Using RDF, you create vocabularies that describe resources. For example, the Dublin Core is an RDF vocabulary that handles metadata for Web pages; you can find more information about it at http://dublincore.org/. Using the Dublin Core, you can specify a great deal of information about Web pages. The Dublin Core is designed ultimately to replace the unsystematic use of <META> tags in today's pages. When systemized, that information will be much more tractable to Web search engines.

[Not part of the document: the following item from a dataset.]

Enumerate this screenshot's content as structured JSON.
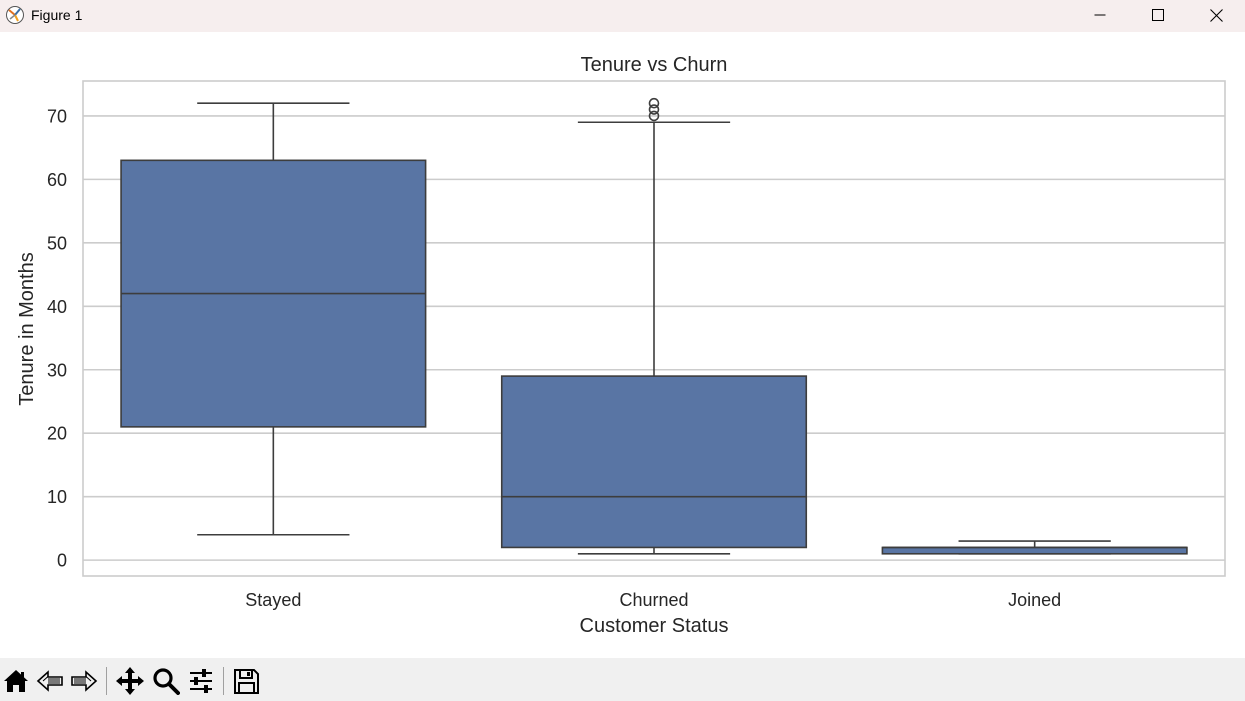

Here's an example RDF page using the Dublin Core that gives information about a Web page:
<RDF:RDF xmlns:RDF="http://www.w3.org/1999/02/22-rdf-syntax-ns#" xmlns:DC="http://purl.org/DC/"> <RDF:Description about="http://www.starpowder.com/xml"> <DC:Format>HTML</DC:Format> <DC:Language>en</DC:Language> <DC:Date>2002-02-02</DC:date> <DC:Type>tutorial</DC:Type> <DC:Title>Welcome to XML!</DC:Title> </RDF:Description> </RDF:RDF>
Note that many more XML applications exist than can be covered in one chapterand plenty of them work behind the scenes. As mentioned earlier, Microsoft's .NET initiative uses XML extensively internally. Microsoft Office 2000 and Office XP can handle HTML as well as other types of documents, but HTML doesn't allow it to store everything it needs in a document; thus, it also includes some XML behind the scenes (in fact, Office 2000 and XP's vector graphics are done using VML). Even relatively early versions of Netscape Navigator allowed you to look for sites much like the current one you're viewing; to do that, it connected to a program that uses XML internally. As you can see, XML is everywhere you look on the Internet.
And that's it for our overview chapter. We've gotten a solid foundation in XML here, and it's a good place to begin. The next step is to get systematic and to start getting all the actual ground rules for creating XML documents under our belts. I'll turn to that in Chapter 2.